I haven’t forgotten Mr. Rilke, I promise. But I’m just taking a quick moment to celebrate: on Tuesday, we closed all submissions for The Los Angeles Review, Issue 8 . I’m not celebrating solely because I’ll get a couple hours of each day back once the issue’s put to bed, but also because I’m so pleased with this issue of the review. Looking over the list of contributors–some heavy-hitters in the literary world and some writers making their publication debuts, too–I really feel honored to get to read, select, and bring out the amazing work writers entrust to our care.
Today, I sat on my living room floor today and did my penultimate ordering of the journal manuscript. As Managing Editor, it’s my responsibility to, about every two weeks, sit down with the ever-accruing pile of accepted material and look for threads of continuity among the fiction, nonfiction and poetry. For a couple of hours at a time, I crawl around the on floor, moving pieces here and there to watch their interplay, and to identify movements in the living group of work that makes an entire issue. If this sounds weird, it should. I always do this alone, and make sure even the cat’s in the other room. I don’t look like a well woman carrying out this task. But I find it fascinating that each genre’s editor/s work independently at LAR, but we find that, every time we assemble a complete journal, there’s a common theme underlying a great deal of the work. This time? Beasts. Real and imagined, human and animal. You’ll have to read the issue to see just what I mean.

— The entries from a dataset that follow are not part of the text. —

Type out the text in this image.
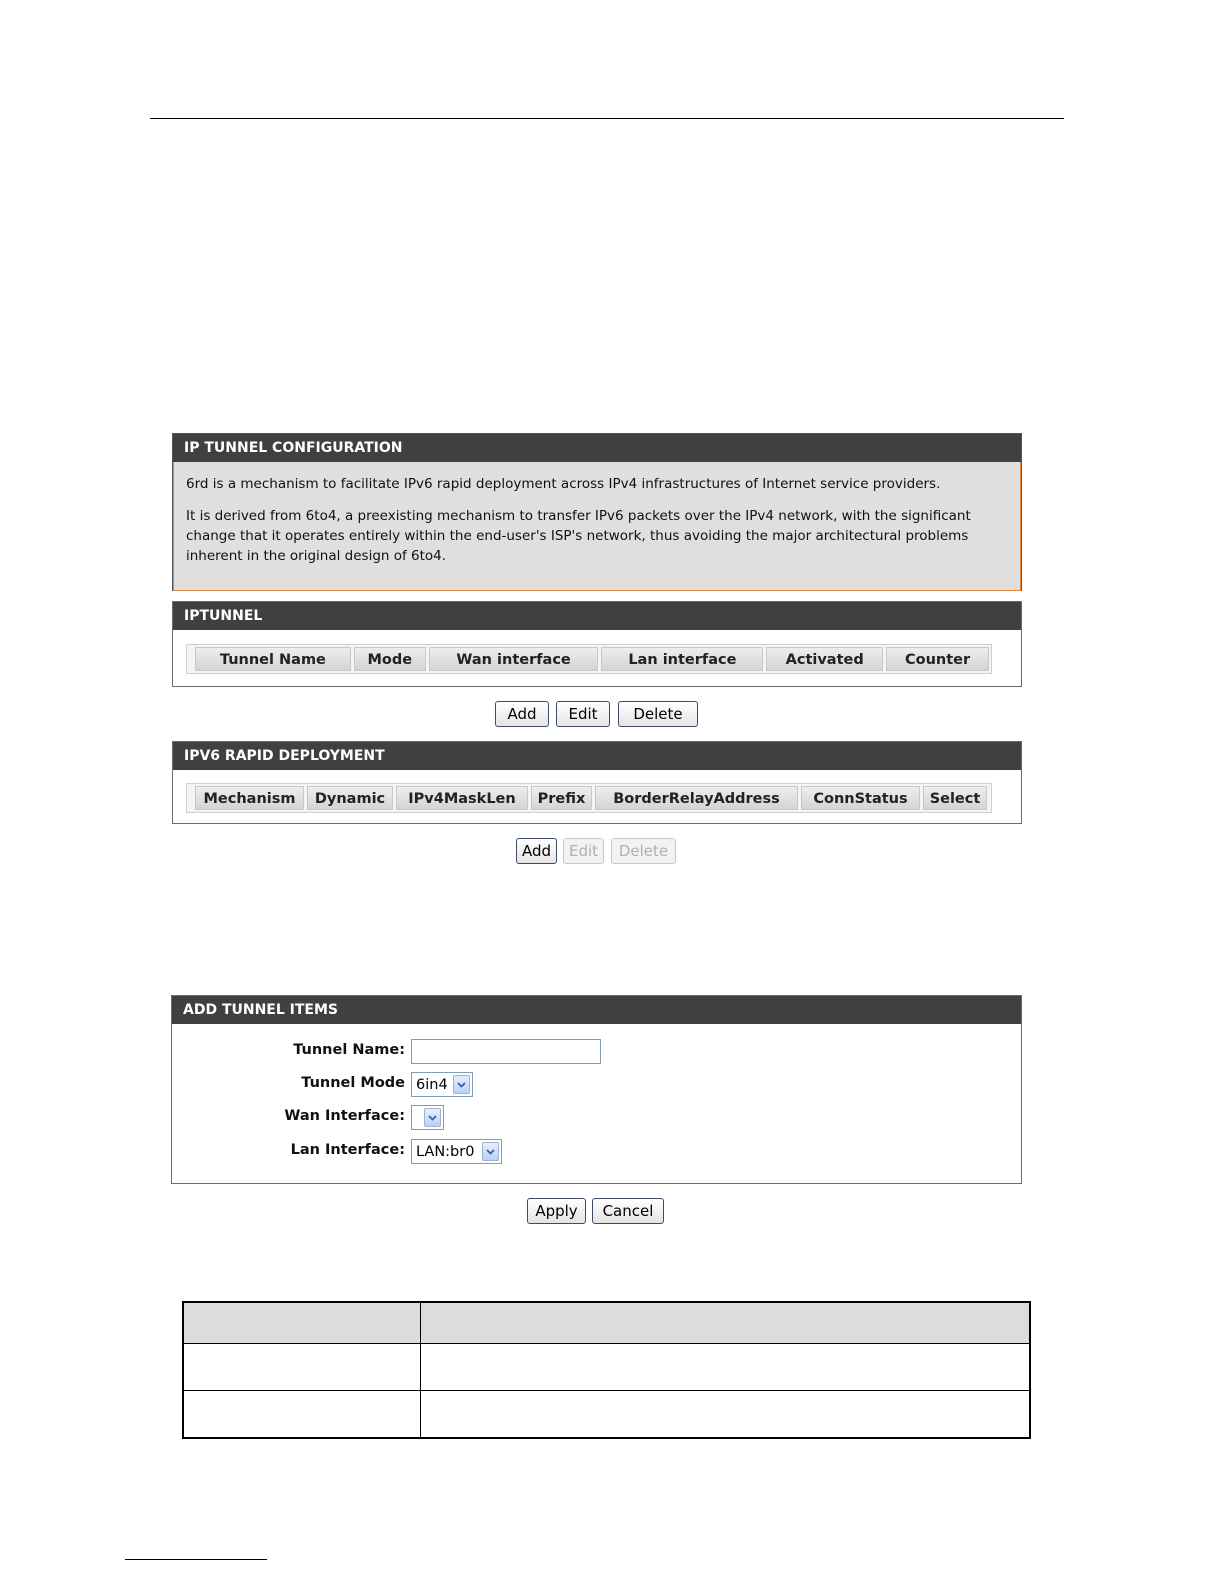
IP TUNNEL CONFIGURATION

6rd is a mechanism to facilitate IPv6 rapid deployment across IPv4 infrastructures of Internet service providers.

It is derived from 6to4, a preexisting mechanism to transfer IPv6 packets over the IPv4 network, with the significant change that it operates entirely within the end-user's ISP's network, thus avoiding the major architectural problems inherent in the original design of 6to4.

IPTUNNEL
Tunnel Name	Mode	Wan interface	Lan interface	Activated	Counter
Add	Edit	Delete
IPV6 RAPID DEPLOYMENT
Mechanism	Dynamic	IPv4MaskLen	Prefix	BorderRelayAddress	ConnStatus	Select
Add	Edit	Delete
ADD TUNNEL ITEMS
Tunnel Name:
Tunnel Mode 6in4
Wan Interface:
Lan Interface: LAN:br0
Apply	Cancel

LAR, I should mention, is a big ol’ journal. We top out at well over 250 pages per issue, which, to my knowledge, isn’t common (though no one can rival Gargoyle, whose forthcoming summer issue, in which I’m excited to have a poem, is rumored to be about 500 pages long). Poets, essayists and short fiction writers may not always realize the huge amount of obsessive work that goes into the ordering of a print manuscript, but I assure you: it’s there. I realize most readers open the table of contents, looks for names they recognize, then read, hunt, and pick their way through the rest of the issue. I’ll admit that I occasionally work that way as well. I think I learned that trick reading Good Housekeeping as a kid (it’s true: as an 11-year-old, I was reading Good Housekeeping, not Seventeen. The only periodicals in the house came as hand-me-downs from my grandmother, and I devoured the style tips for women old enough to be, well, my grandma).
But after having read Ordering The Storm, a text on the structure of poetry manuscripts that was assigned by my mentor, Carolyne Wright, I have never been able to ignore the undercurrents of any amalgamated text. I’m fascinated by the threads (words, colors, emotions, sounds, images) that bind a group of work together. As I begin to analyze a document piece by piece, I’m no longer looking at the accepted works as units, but as colors or shapes in a quilt of greater scale. And my fellow editors and I couldn’t be more happy with the quilt we’ve stitched this time. I hope you’ll check this issue out. I’d love to hear what you think.